A couple of insights from the redoubtable Aaron Wildavsky’s The Rise of Radical Egalitarianism (1991):

He points out that early American individualists saw the central government as the main source of corruption and inequality. That all changed after the Civil War. Wildavsky poses some historical questions that go to the center of contemporary politics: “How . . . after the Civil War, did the heirs of Jefferson and Jackson slowly alter their heritage so as to give a greater role to government? How was ‘corruption’ taken from central government and placed on corporate capitalism as the source of inequality? How did ‘states’ rights’ give way to national power as the preferred mechanism for equalizaton? How did Populists, the heirs of Jackson, shake off his time-honored view of the inherent corruption o goernment and change it into one in which central government became a force for equality? . . . If we knew the answers to these questions, we would know more about how America remained exceptional through depressions and wars.”
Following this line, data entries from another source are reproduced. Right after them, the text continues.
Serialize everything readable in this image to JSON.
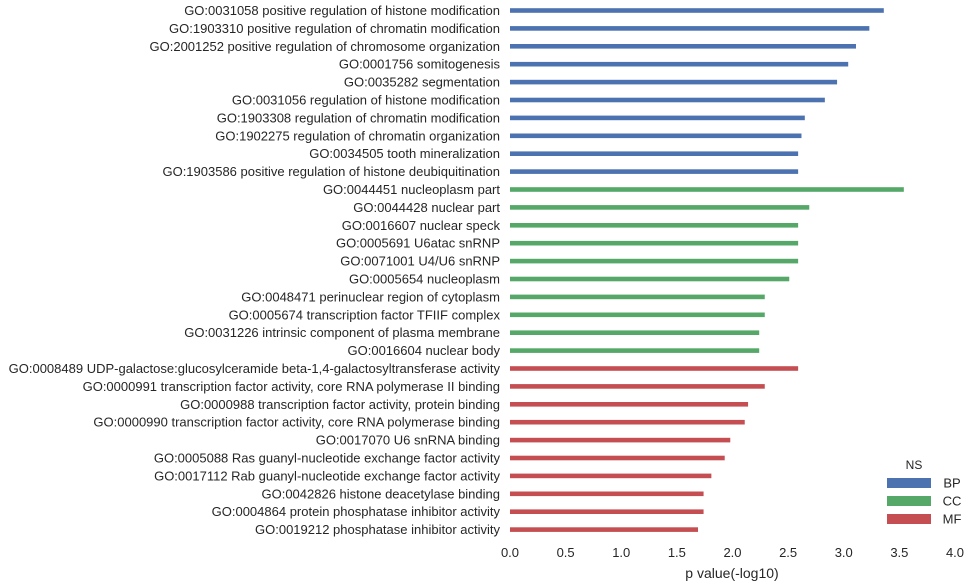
{
  "chart_data": {
    "type": "bar",
    "orientation": "horizontal",
    "xlabel": "p value(-log10)",
    "ylabel": "",
    "xlim": [
      0.0,
      4.0
    ],
    "xticks": [
      "0.0",
      "0.5",
      "1.0",
      "1.5",
      "2.0",
      "2.5",
      "3.0",
      "3.5",
      "4.0"
    ],
    "grid": false,
    "legend": {
      "title": "NS",
      "placement": "bottom-right",
      "entries": [
        {
          "name": "BP",
          "color": "#4C72B0"
        },
        {
          "name": "CC",
          "color": "#55A868"
        },
        {
          "name": "MF",
          "color": "#C44E52"
        }
      ]
    },
    "categories": [
      {
        "label": "GO:0031058 positive regulation of histone modification",
        "ns": "BP",
        "value": 3.36
      },
      {
        "label": "GO:1903310 positive regulation of chromatin modification",
        "ns": "BP",
        "value": 3.23
      },
      {
        "label": "GO:2001252 positive regulation of chromosome organization",
        "ns": "BP",
        "value": 3.11
      },
      {
        "label": "GO:0001756 somitogenesis",
        "ns": "BP",
        "value": 3.04
      },
      {
        "label": "GO:0035282 segmentation",
        "ns": "BP",
        "value": 2.94
      },
      {
        "label": "GO:0031056 regulation of histone modification",
        "ns": "BP",
        "value": 2.83
      },
      {
        "label": "GO:1903308 regulation of chromatin modification",
        "ns": "BP",
        "value": 2.65
      },
      {
        "label": "GO:1902275 regulation of chromatin organization",
        "ns": "BP",
        "value": 2.62
      },
      {
        "label": "GO:0034505 tooth mineralization",
        "ns": "BP",
        "value": 2.59
      },
      {
        "label": "GO:1903586 positive regulation of histone deubiquitination",
        "ns": "BP",
        "value": 2.59
      },
      {
        "label": "GO:0044451 nucleoplasm part",
        "ns": "CC",
        "value": 3.54
      },
      {
        "label": "GO:0044428 nuclear part",
        "ns": "CC",
        "value": 2.69
      },
      {
        "label": "GO:0016607 nuclear speck",
        "ns": "CC",
        "value": 2.59
      },
      {
        "label": "GO:0005691 U6atac snRNP",
        "ns": "CC",
        "value": 2.59
      },
      {
        "label": "GO:0071001 U4/U6 snRNP",
        "ns": "CC",
        "value": 2.59
      },
      {
        "label": "GO:0005654 nucleoplasm",
        "ns": "CC",
        "value": 2.51
      },
      {
        "label": "GO:0048471 perinuclear region of cytoplasm",
        "ns": "CC",
        "value": 2.29
      },
      {
        "label": "GO:0005674 transcription factor TFIIF complex",
        "ns": "CC",
        "value": 2.29
      },
      {
        "label": "GO:0031226 intrinsic component of plasma membrane",
        "ns": "CC",
        "value": 2.24
      },
      {
        "label": "GO:0016604 nuclear body",
        "ns": "CC",
        "value": 2.24
      },
      {
        "label": "GO:0008489 UDP-galactose:glucosylceramide beta-1,4-galactosyltransferase activity",
        "ns": "MF",
        "value": 2.59
      },
      {
        "label": "GO:0000991 transcription factor activity, core RNA polymerase II binding",
        "ns": "MF",
        "value": 2.29
      },
      {
        "label": "GO:0000988 transcription factor activity, protein binding",
        "ns": "MF",
        "value": 2.14
      },
      {
        "label": "GO:0000990 transcription factor activity, core RNA polymerase binding",
        "ns": "MF",
        "value": 2.11
      },
      {
        "label": "GO:0017070 U6 snRNA binding",
        "ns": "MF",
        "value": 1.98
      },
      {
        "label": "GO:0005088 Ras guanyl-nucleotide exchange factor activity",
        "ns": "MF",
        "value": 1.93
      },
      {
        "label": "GO:0017112 Rab guanyl-nucleotide exchange factor activity",
        "ns": "MF",
        "value": 1.81
      },
      {
        "label": "GO:0042826 histone deacetylase binding",
        "ns": "MF",
        "value": 1.74
      },
      {
        "label": "GO:0004864 protein phosphatase inhibitor activity",
        "ns": "MF",
        "value": 1.74
      },
      {
        "label": "GO:0019212 phosphatase inhibitor activity",
        "ns": "MF",
        "value": 1.69
      }
    ]
  }
}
And this: “Thirty years ago, in the 1950s, there were no homeless people; there were only bums, drunks, psychos, and transients. The difference is that way back then people without homes were characterized in ways that made it clear that they – and not society – were responsible for the ills that befell them. In egalitarian parlance, in those days the victims were blamed. ‘Homeless’ sounds like everybody else was given their fair portion but som, though no fault of their own, got left out. If people are home-less, presumably the remedy is for those who have neglected them to make them home-full – that is, to provide public housing.”